The comfort was a cold one, and the moment Espere spoke, it turned to ice. “They’re coming.”
“I . . . see them,” Evayne replied. The light from the crystal shadowed the lines of her face, deepening them. “Oh, holy triumvirate, aid us. Goddess, smile. Smile, please.” She bit her lip; her hands shook. Then she closed her eyes, and her face aged years. Slowly, carefully, she set the bal
l aside.
“Evayne?”
“Lady?”
“The tower was a game,” was her pale reply. “They come in earnest. Look.” And she cast her arm in a circle, scattering a spray of orange light across the snow and shadows. It melted the darkness, contorted it, gave it many forms. Each of those forms was moving toward them, linked in a series of concentric circles. Evayne stood at its heart, the center of a vast target.
“Well met,” came a soft voice.
Zareth Kahn started slightly and then raised his own arms in a shield of coruscating light. It, too, was orange.
The demons—for there could no longer be any doubt as to what they were—slowed their stride. Twice, Stephen tried to count them and failed. He made no third attempt. He swung his sword round and held it level, glancing from side to side. How? he thought, as Gilliam became a wall at his back. How did they get here?
“Well met,” Sor na Shannen said again, as she stepped from the darkness to the darkness, gleaming like polished obsidian. “We have unfinished business with all of you.” She raised her arms and spoke three harsh words; the darkness fell from her shoulders like a cast-off cloak. Beneath it, her raiment was fire.

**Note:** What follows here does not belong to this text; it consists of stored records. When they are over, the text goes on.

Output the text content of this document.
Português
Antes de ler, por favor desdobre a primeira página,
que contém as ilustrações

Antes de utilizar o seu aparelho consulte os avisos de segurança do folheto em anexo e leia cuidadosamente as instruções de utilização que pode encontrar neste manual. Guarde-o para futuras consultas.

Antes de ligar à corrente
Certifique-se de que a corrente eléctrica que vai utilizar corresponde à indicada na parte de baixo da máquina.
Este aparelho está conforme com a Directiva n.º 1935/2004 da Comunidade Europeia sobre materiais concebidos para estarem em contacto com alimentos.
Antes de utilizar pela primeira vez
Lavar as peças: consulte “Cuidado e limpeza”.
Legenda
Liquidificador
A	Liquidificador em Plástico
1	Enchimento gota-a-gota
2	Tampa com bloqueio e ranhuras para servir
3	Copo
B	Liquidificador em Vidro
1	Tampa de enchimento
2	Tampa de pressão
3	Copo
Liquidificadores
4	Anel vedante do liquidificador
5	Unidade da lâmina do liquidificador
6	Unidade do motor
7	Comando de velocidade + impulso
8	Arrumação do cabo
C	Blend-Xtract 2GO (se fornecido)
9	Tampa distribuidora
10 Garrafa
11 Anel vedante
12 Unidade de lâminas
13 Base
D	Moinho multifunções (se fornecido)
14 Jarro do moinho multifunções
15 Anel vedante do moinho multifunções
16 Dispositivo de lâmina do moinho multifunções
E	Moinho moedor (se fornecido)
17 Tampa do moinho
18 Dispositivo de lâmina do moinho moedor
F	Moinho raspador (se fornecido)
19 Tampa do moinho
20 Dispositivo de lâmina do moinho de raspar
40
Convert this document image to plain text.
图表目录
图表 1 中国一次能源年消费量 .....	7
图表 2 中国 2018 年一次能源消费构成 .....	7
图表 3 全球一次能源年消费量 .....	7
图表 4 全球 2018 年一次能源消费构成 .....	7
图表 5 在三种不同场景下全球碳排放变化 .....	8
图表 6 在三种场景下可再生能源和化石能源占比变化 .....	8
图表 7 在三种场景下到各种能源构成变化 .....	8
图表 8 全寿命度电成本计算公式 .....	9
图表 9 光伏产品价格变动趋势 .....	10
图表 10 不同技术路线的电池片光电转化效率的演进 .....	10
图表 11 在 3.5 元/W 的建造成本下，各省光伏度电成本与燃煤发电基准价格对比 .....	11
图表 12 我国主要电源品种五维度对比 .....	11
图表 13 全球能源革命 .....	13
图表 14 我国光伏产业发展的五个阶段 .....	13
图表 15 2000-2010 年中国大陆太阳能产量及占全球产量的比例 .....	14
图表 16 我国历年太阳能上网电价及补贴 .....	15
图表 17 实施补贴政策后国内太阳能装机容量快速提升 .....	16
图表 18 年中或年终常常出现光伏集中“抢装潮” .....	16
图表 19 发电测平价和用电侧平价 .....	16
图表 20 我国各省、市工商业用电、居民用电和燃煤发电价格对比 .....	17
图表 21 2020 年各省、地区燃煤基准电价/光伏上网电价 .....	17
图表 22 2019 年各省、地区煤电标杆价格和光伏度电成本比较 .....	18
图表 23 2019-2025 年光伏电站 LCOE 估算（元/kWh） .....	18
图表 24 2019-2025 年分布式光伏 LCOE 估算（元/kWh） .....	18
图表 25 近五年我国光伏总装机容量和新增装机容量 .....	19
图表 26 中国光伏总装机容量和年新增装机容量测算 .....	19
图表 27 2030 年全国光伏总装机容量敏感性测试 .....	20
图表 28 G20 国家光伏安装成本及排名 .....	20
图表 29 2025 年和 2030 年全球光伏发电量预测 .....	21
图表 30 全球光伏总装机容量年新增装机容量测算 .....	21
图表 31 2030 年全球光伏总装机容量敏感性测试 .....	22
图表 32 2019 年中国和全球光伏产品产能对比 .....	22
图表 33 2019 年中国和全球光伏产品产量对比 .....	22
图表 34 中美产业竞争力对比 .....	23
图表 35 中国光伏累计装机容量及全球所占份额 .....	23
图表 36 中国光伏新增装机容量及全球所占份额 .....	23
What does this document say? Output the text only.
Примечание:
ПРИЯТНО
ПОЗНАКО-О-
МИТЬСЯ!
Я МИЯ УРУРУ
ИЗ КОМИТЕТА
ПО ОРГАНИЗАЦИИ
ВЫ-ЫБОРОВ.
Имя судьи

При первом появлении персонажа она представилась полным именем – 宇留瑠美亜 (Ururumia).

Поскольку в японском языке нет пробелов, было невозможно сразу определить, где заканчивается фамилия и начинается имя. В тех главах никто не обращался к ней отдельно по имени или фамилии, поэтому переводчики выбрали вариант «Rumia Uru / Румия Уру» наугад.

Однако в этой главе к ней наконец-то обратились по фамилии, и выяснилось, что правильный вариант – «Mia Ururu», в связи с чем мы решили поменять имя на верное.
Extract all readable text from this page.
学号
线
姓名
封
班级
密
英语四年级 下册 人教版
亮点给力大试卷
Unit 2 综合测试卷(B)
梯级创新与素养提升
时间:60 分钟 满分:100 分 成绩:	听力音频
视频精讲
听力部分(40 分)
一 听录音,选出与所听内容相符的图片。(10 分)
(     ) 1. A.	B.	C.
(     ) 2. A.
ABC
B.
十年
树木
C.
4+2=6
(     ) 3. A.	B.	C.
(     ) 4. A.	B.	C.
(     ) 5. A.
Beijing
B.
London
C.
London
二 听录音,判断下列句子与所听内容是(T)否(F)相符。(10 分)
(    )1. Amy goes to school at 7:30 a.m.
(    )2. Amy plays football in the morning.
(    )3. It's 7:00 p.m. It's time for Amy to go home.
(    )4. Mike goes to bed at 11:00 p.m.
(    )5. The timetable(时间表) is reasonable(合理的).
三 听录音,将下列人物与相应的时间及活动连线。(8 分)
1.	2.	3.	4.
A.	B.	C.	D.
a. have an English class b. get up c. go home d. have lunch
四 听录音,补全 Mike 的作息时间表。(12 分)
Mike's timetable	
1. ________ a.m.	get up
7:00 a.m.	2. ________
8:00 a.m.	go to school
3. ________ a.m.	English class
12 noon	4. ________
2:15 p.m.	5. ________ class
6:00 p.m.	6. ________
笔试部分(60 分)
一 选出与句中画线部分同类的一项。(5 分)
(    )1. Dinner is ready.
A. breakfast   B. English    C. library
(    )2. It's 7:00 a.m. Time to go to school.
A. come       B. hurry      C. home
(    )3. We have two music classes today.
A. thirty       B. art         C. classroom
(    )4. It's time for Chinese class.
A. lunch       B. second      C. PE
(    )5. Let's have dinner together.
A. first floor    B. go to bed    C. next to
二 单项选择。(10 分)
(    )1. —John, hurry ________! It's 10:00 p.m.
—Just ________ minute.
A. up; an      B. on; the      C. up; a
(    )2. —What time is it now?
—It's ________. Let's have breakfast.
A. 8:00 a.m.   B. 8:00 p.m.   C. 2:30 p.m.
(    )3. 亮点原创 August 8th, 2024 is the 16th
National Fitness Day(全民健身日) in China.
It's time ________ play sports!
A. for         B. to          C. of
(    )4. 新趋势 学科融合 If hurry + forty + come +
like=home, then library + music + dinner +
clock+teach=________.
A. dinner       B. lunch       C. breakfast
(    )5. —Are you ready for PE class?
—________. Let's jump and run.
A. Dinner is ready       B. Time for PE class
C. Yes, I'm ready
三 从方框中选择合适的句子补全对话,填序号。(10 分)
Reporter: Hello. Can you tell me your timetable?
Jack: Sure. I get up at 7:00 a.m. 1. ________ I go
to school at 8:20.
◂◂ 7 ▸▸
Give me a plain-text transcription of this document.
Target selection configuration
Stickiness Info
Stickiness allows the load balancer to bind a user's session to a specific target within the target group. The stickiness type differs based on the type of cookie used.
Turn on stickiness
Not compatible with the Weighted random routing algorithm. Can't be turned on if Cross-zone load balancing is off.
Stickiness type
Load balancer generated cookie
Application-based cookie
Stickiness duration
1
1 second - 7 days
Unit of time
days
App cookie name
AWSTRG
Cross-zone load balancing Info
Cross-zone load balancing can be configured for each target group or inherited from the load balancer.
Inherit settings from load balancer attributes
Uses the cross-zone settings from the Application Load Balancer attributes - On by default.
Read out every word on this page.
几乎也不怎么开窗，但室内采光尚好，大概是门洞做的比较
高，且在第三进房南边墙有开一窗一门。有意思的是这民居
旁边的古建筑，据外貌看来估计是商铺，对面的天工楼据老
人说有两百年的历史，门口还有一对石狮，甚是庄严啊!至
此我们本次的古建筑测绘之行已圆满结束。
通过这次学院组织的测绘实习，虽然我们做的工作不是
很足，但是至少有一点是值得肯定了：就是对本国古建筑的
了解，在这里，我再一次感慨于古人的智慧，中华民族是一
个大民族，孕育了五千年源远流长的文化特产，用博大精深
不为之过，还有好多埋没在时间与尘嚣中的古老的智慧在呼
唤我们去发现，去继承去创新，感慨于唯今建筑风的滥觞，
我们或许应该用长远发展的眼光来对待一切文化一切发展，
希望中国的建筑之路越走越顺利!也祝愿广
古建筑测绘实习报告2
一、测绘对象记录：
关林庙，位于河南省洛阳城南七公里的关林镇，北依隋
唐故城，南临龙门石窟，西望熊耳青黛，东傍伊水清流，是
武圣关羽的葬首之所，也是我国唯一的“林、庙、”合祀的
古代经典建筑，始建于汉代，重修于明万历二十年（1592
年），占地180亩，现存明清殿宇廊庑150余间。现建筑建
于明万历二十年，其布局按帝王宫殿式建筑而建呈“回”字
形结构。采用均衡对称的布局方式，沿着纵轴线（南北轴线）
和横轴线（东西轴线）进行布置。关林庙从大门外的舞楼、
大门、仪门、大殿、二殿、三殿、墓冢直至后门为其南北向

“High Winter makes you bold,” Evayne said, her expression unreadable.
“No, seeress,” Sor na Shannen replied. “It makes me powerful.” Like a whip, fire leaped from her hands. The snow and the ice that she stood on were gone in an instant, as was the slumbering grass beneath them; the fire left red and white rock sizzling in its wake.
“Wild Fire,” Evayne’s whisper was a weary one.
“Oh, yes,” the demon replied. “And now, before Winter passes, let us see an end to this.”
The seeress nodded quietly. “Before Winter ends.” And she, too, lifted her hands. In comparison, they seemed thin and frail, bereft of power or magic. She carried only a dagger, and it was a meager and pathetic weapon. A flash of purple in the handle caught the orange light and glinted softly above her head as she gazed into the moonless night.
The laughter of the demoness carried across the silent, winter landscape. “Did you truly think to stop us?”